Reports at half time suggested that the Cameroon players felt they had been victims of discrimination after England’s second goal in Valenciennes was awarded by the video technology.
Ellen White’s strike was initially ruled out for offside but the decision was overturned in the VAR control room. Cameroon’s players were incensed and delayed the restart of play in order to argue their case with referee Liang Qin.
A Fifa representative was brought to speak to Cameroon before the start of the second half and clarify the decision, but there was further outrage when Ajara Nchout saw a goal ruled out by VAR for a marginal offside.
Djeumfa labelled the officiating a “miscarriage of justice” in his post-match press conference, but refuted claims that his players felt they had been treated unfairly on account of their race.
“No, I just said it was a miscarriage of justice,” Djeumfa reiterated. “I won’t go any further than that.
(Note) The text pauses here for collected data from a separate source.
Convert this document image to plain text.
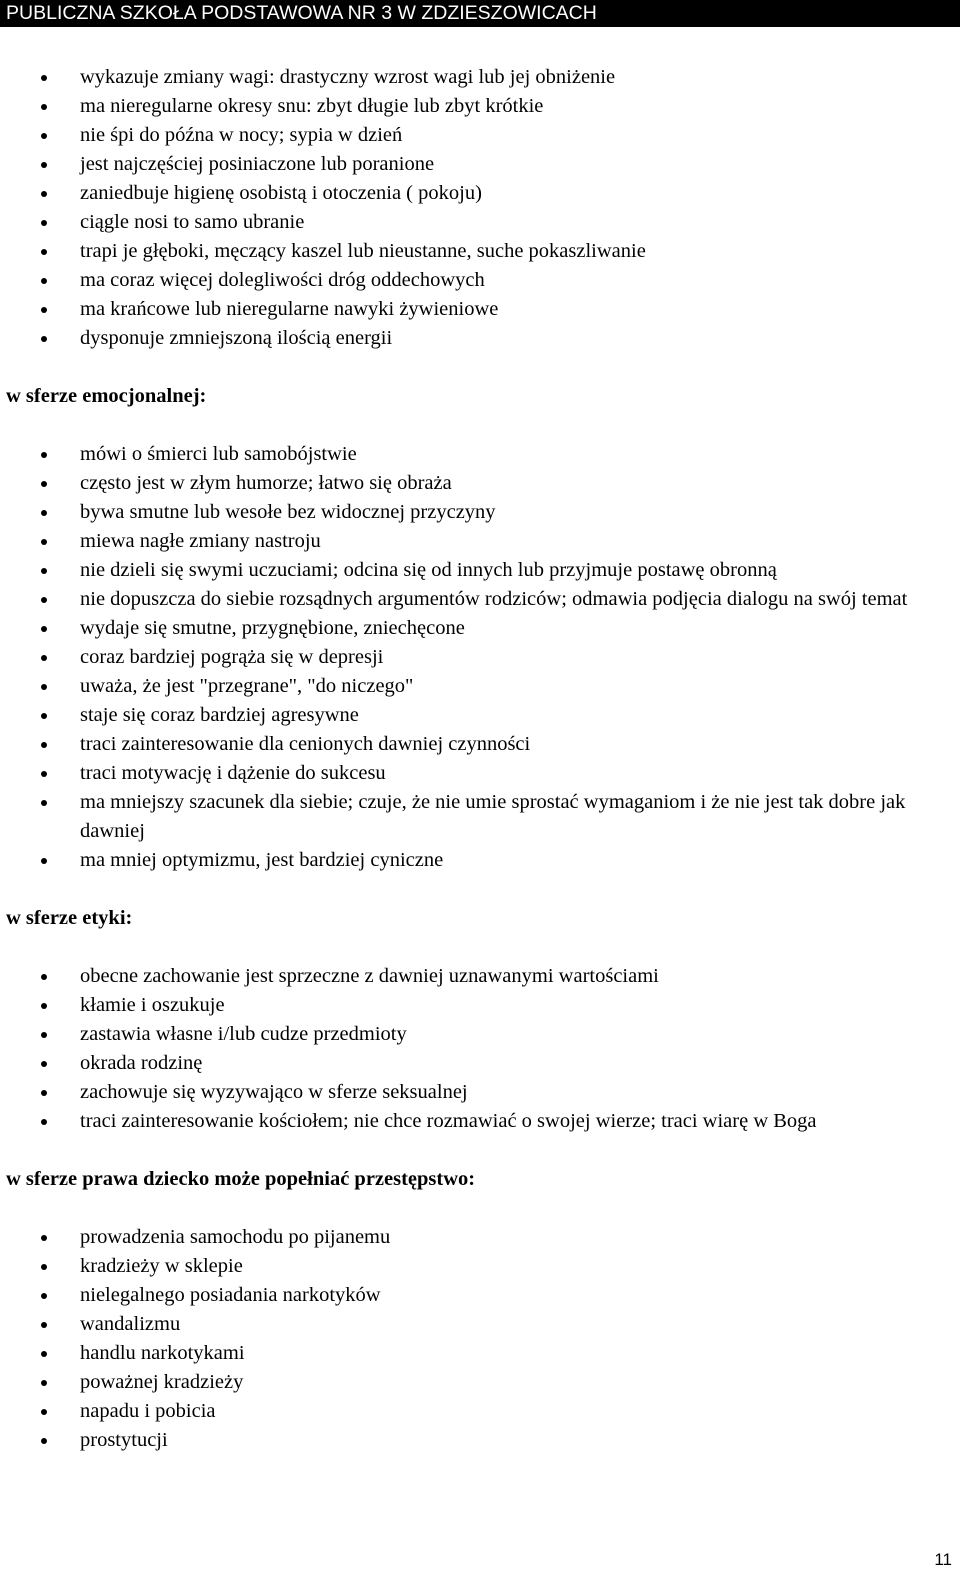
PUBLICZNA SZKOŁA PODSTAWOWA NR 3 W ZDZIESZOWICACH
wykazuje zmiany wagi: drastyczny wzrost wagi lub jej obniżenie
ma nieregularne okresy snu: zbyt długie lub zbyt krótkie
nie śpi do późna w nocy; sypia w dzień
jest najczęściej posiniaczone lub poranione
zaniedbuje higienę osobistą i otoczenia ( pokoju)
ciągle nosi to samo ubranie
trapi je głęboki, męczący kaszel lub nieustanne, suche pokaszliwanie
ma coraz więcej dolegliwości dróg oddechowych
ma krańcowe lub nieregularne nawyki żywieniowe
dysponuje zmniejszoną ilością energii
w sferze emocjonalnej:
mówi o śmierci lub samobójstwie
często jest w złym humorze; łatwo się obraża
bywa smutne lub wesołe bez widocznej przyczyny
miewa nagłe zmiany nastroju
nie dzieli się swymi uczuciami; odcina się od innych lub przyjmuje postawę obronną
nie dopuszcza do siebie rozsądnych argumentów rodziców; odmawia podjęcia dialogu na swój temat
wydaje się smutne, przygnębione, zniechęcone
coraz bardziej pogrąża się w depresji
uważa, że jest "przegrane", "do niczego"
staje się coraz bardziej agresywne
traci zainteresowanie dla cenionych dawniej czynności
traci motywację i dążenie do sukcesu
ma mniejszy szacunek dla siebie; czuje, że nie umie sprostać wymaganiom i że nie jest tak dobre jak dawniej
ma mniej optymizmu, jest bardziej cyniczne
w sferze etyki:
obecne zachowanie jest sprzeczne z dawniej uznawanymi wartościami
kłamie i oszukuje
zastawia własne i/lub cudze przedmioty
okrada rodzinę
zachowuje się wyzywająco w sferze seksualnej
traci zainteresowanie kościołem; nie chce rozmawiać o swojej wierze; traci wiarę w Boga
w sferze prawa dziecko może popełniać przestępstwo:
prowadzenia samochodu po pijanemu
kradzieży w sklepie
nielegalnego posiadania narkotyków
wandalizmu
handlu narkotykami
poważnej kradzieży
napadu i pobicia
prostytucji
11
Why should I say anything else? This is football, it’s a game. It’s a sport. Occasionally the referee makes mistakes, but the referee made a lot of mistakes tonight.”
Djeumfa also denied that his team stopped playing or refused to carry on, despite their reluctance to restart play after White’s goal and the long protests which followed Nchout’s disallowed strike.
“I think that is wrong. Excuse me, I think that is your feeling,” he said, when asked whether his players had acted petulantly.
“The players never stopped and refused to play. I think my players were examples and occasionally, when you are in this state of shock, you can lose your cool.
“I don’t think the players ever really refused and I think they showed professionalism and I take my hats off to them for that.”
Djeumfa added: “We might have had a moment to walk off. Thanks to God I was able to remain calm. I was able to keep my cool. There was a lot of passion out there. I have to thank God for keeping calm.”